Magdalene Laundries: Survivor stories
- 5 February 2013
- From the section Europe
Two survivors of Ireland's Magdalene laundries have spoken of their experiences.
Marina Gambold was taken to a laundry aged 16 by a priest. She remembers being forced to eat off the floor.
Maureen Sullivan, now 60, was sent to a Magdalene laundry in New Ross, County Wexford, at the age of 12.
About 10,000 women passed through the laundries in the Irish Republic between 1922 and 1996, a report has revealed.
Marina Gambold was orphaned when she was eight years old after both her parents died. She lived with her grandmother for a couple of years but when she was 16 she found she had nowhere to go.
'I was starving'
The priest then took her to the Magdalene laundry.
"I walked up the steps that day and the nun came out and said your name is changed, you are Fidelma, I went in and I was told I had to keep my silence," she said.
"I was working in the laundry from eight in the morning until about six in the evening. I was starving with the hunger, I was given bread and dripping for my breakfast every morning,
"We had to scrub corridors, I used to cry with sore knees, housemaids' knees, I used to work all day in the laundry, doing the white coats and the pleating.

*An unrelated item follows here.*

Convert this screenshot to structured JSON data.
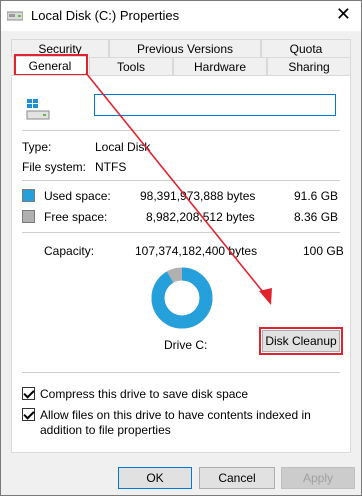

Ms Gambold also spoke of what happened on a day when she broke a cup.
"One day I broke a cup and the nun said, 'I will teach you to be careful'.
"She got a thick string and she tied it round my neck for three days and three nights and I had to eat off the floor every morning.

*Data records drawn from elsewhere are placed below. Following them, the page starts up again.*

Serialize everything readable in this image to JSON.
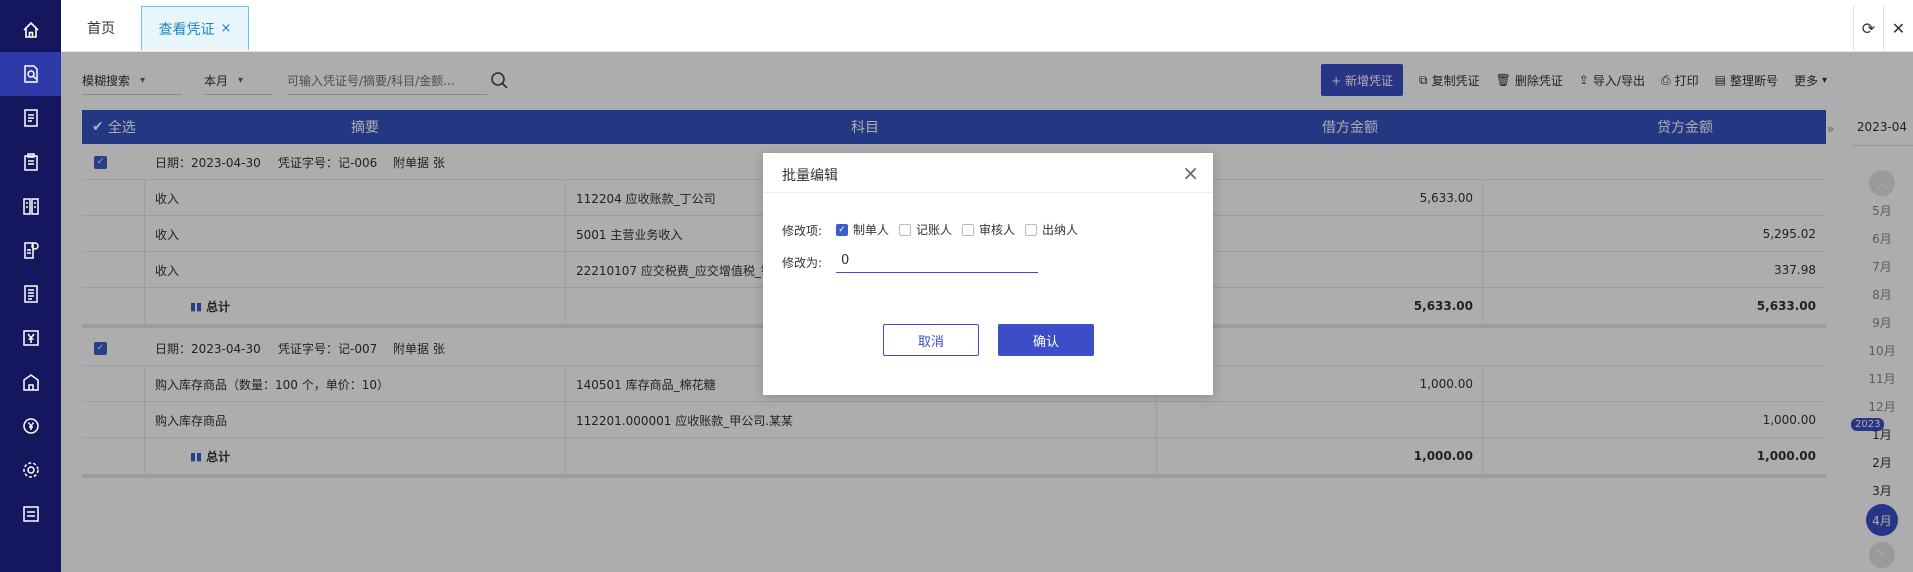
{
  "sidebar": {
    "items": [
      "home-icon",
      "voucher-search-icon",
      "ledger-icon",
      "clipboard-icon",
      "report-icon",
      "settings-doc-icon",
      "list-doc-icon",
      "yen-icon",
      "building-icon",
      "currency-icon",
      "gear-icon",
      "note-icon"
    ]
  },
  "tabs": {
    "home": "首页",
    "active": "查看凭证",
    "close": "×"
  },
  "toolbar": {
    "filter_mode": "模糊搜索",
    "period": "本月",
    "search_placeholder": "可输入凭证号/摘要/科目/金额...",
    "new_voucher": "+ 新增凭证",
    "copy": "复制凭证",
    "delete": "删除凭证",
    "import_export": "导入/导出",
    "print": "打印",
    "renumber": "整理断号",
    "more": "更多"
  },
  "table": {
    "headers": {
      "select_all": "全选",
      "summary": "摘要",
      "subject": "科目",
      "debit": "借方金额",
      "credit": "贷方金额"
    },
    "groups": [
      {
        "header": {
          "date": "日期：2023-04-30",
          "voucher_no": "凭证字号：记-006",
          "attachments": "附单据  张"
        },
        "rows": [
          {
            "summary": "收入",
            "subject": "112204  应收账款_丁公司",
            "debit": "5,633.00",
            "credit": ""
          },
          {
            "summary": "收入",
            "subject": "5001  主营业务收入",
            "debit": "",
            "credit": "5,295.02"
          },
          {
            "summary": "收入",
            "subject": "22210107  应交税费_应交增值税_销",
            "debit": "",
            "credit": "337.98"
          }
        ],
        "total_label": "总计",
        "total_debit": "5,633.00",
        "total_credit": "5,633.00"
      },
      {
        "header": {
          "date": "日期：2023-04-30",
          "voucher_no": "凭证字号：记-007",
          "attachments": "附单据  张"
        },
        "rows": [
          {
            "summary": "购入库存商品（数量：100 个，单价：10）",
            "subject": "140501  库存商品_棉花糖",
            "debit": "1,000.00",
            "credit": ""
          },
          {
            "summary": "购入库存商品",
            "subject": "112201.000001  应收账款_甲公司.某某",
            "debit": "",
            "credit": "1,000.00"
          }
        ],
        "total_label": "总计",
        "total_debit": "1,000.00",
        "total_credit": "1,000.00"
      }
    ]
  },
  "date_rail": {
    "current": "2023-04",
    "months_prev": [
      "5月",
      "6月",
      "7月",
      "8月",
      "9月",
      "10月",
      "11月",
      "12月"
    ],
    "year_badge": "2023",
    "months_next": [
      "1月",
      "2月",
      "3月"
    ],
    "selected": "4月"
  },
  "modal": {
    "title": "批量编辑",
    "close": "×",
    "field_label": "修改项:",
    "options": [
      {
        "label": "制单人",
        "checked": true
      },
      {
        "label": "记账人",
        "checked": false
      },
      {
        "label": "审核人",
        "checked": false
      },
      {
        "label": "出纳人",
        "checked": false
      }
    ],
    "value_label": "修改为:",
    "value": "0",
    "cancel": "取消",
    "confirm": "确认"
  },
  "colors": {
    "sidebar_bg": "#14165e",
    "accent": "#3b4ec7",
    "table_header": "#3552c1",
    "tab_active": "#1a88c4"
  }
}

"Then I had to get down on my knees and I had to say, 'I beg almighty God's pardon, Our Lady's pardon, my companion's pardon for the bad example I have shown,' she said
Ms Gambold also spoke of a time when a nun locked her out in the cold overnight.
"Another thing I will never forget is the evening I ran out on the balcony which was all glass on a winter's night," she said.
"She locked me out there for two nights me and two other girls and I nearly died of the cold."
Ms Gambold was in the laundries for about three years. She left when she was 19 and left Ireland.
"When I came out of the convent I was determined to get out of Ireland.
"I was 19 years of age then and had a nervous breakdown. I lived in England for almost 30 years before I moved back with my husband.
"Most of the time I have cried bitter tears, especially when I had nobody, pain never goes away."
Maureen Sullivan's mother remarried after her father died and Maureen claims she was abused by her stepfather.
The nuns noticed, called in a priest and convinced her mother that Maureen would be going to a "lovely school".
She said she never saw her school books again, was forced to work night and day, seven days a week, and was given a new name, Frances.
"What an evil thing to do. I never did any wrong. I was an innocent child and a nun told me I could trust her to tell her my story. I trusted her and what a fool I was. I mean when you look back now," she said.
"You were brought up then to think you could trust a nun or a priest but they did a lot of wrong by me and very many other people."
Ms Sullivan said her day began at six in the morning, and finished at nine at night.
She would have to scrub and polish floors, work in the laundry and then make rosary beads and knit Aran sweaters.
"Everything was taken from me; my name, my rights as a child to go out and play with other children, my rights to communicate with other people," she adds.
Maureen Sullivan spent two years in New Ross, then further periods in a laundry in Athy, County Kildare, and another in Dublin.
She said she had virtually no contact with her mother - just four visits in five years.
"I was coming up on 16 and my mother came up and said 'Maureen, do you not think it's time you should be getting paid now', so, I said it to the reverend mother and the next morning my case was packed and I was left at Heuston station with £5 in my hand," she said.
"Back to the town that I was abused in. And nobody cared about me or what happened to me."
Maureen Sullivan said she left the laundries unable to communicate properly, with low self-esteem and virtually no education.
Widowed twice, she said she found it hard to trust people.